Carrie Little, her dog Rock and tractor named Roberta
If only a few politicians would brave the winter cold, and three big farm dogs, to venture onto my land, they might find me ankle-deep in mud, harvesting kale. No doubt, their first question would be why is there a plastic bag on my right foot clear up to my knee?
The answer is a few weeks ago, as I was carting hay out to the sheep, all hell broke loose. A ram went on a rampage, charging me again and again. I wound up scraped and bruised, with a broken leg.
Fortunately, my brand new health coverage worked just fine — I was whisked through the ER, and my hospital bills, cast and orthopedic doctor visits were fully paid.
However, the injury forced me to cancel a trip to Olympia I'd planned for the next day. As luck would have it, I'd intended to thank lawmakers for accepting the federal dollars offered by the Affordable Care Act to broaden Medicaid, which is now Apple Health. Had I been able to go, I would have told our elected leaders just how important health care is to farmers. Nobody who works this hard should have to count the years before they get Medicare.
It’s tough to leave the chores behind to go meet with officials. Daylight hours are precious in this line of work, and a farmer's life is filled with surprises. One morning I woke to find a fuzzy, newborn alpaca taking her first spindly-legged romp. Another morning, I arose to the bleating of panicked sheep fleeing the rush of water as Coleman Creek spilled its banks, flooding our land.
Up until this year, I was forking over half my earnings for a "catastrophic only" health plan that was riddled with fine print. None of my basic care was covered — I had to pay out of pocket for all sorts of things.
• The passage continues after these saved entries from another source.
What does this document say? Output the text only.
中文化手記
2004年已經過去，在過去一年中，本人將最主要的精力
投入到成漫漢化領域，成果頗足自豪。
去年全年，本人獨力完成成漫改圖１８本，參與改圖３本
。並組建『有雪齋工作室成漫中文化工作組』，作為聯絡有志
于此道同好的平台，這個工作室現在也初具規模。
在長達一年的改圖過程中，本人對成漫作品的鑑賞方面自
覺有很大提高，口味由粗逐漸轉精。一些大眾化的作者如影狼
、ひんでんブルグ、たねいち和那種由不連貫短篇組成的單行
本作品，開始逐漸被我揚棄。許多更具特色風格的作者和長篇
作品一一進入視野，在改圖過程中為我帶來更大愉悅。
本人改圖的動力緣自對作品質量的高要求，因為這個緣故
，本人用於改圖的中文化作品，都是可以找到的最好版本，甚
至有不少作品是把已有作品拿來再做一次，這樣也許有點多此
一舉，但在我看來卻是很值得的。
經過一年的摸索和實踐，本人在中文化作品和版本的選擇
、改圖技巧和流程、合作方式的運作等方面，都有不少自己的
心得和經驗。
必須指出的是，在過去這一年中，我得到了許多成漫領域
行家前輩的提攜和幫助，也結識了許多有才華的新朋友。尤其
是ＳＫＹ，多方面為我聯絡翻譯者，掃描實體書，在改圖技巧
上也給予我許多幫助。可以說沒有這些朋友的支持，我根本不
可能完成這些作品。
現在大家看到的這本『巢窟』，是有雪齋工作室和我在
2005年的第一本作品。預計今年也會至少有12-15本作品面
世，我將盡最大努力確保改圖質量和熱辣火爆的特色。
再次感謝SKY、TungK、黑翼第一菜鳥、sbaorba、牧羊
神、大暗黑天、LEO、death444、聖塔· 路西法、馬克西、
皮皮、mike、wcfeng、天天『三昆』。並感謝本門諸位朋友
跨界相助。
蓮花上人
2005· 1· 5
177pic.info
What a welcome relief that my new health plan covers preventive care, like mammograms, immunizations and yearly doctor visits. I can keep the primary care doctor I've been seeing for years. And I no longer worry about family members getting kicked around due to “pre-existing conditions.” Thank goodness.
I’m not the only local farmer happy to discover the new coverage is working — friends on a nearby farm
are now getting the care they need as well. Hallelujah.
In agriculture, profits and losses shift like the weather, so for our community, it is crucial that health premiums stay affordable. I applaud our state House of Representatives for approving a Federal Basic Health Option measure (HB 2594)
that would put us on track to use Affordable Care Act dollars to keep premiums within many more families' budgets.
Another farmer, bless his heart, went to Olympia to testify for this measure. More than 33,000 people in Pierce County alone
and over 160,000 statewide would be eligible if lawmakers would simply give the nod so our state can start planning a program.
Who spoke against the bill? Two insurance company lobbyists.
Now we urgently need our state senators
to get this bill
through committee before the Friday deadline, and through the whole senate before session ends.
Meanwhile, disaster has struck once again. The storms that recently closed I-90 across the Cascades swept through this valley, destroying one of my high tunnels. These are the long, curved tent structures I rely on to start seeds and shelter citrus. Without them, I cannot grow the watermelons, turmeric, ginger and serpent cucumbers I sell in the summer.
Farmers pay a pretty penny for insurance against the extreme winds and floods that are on the rise here in the lahar of Mount Rainier, the source of our fertile soil. What a bitter irony it is to finally have a decent, straightforward health plan, only to have my farm insurer haul out its fine print to deny my claim. It will cost me $10,000 to replace this structure.
I urge our elected officials to take a cue from the good people of this community, 60 strong, who will soon come out for a giant work party to help raise the new high tunnel. That is the neighborly spirit we need to build a structure of affordable health coverage for all that stands the test of time.
Obamacare is working a lot better than what we had before, so ease up on all the political hot air and crowing against it. And to those threatening to take away our new coverage, I have just one thing to say. Don’t bite the hand that feeds you.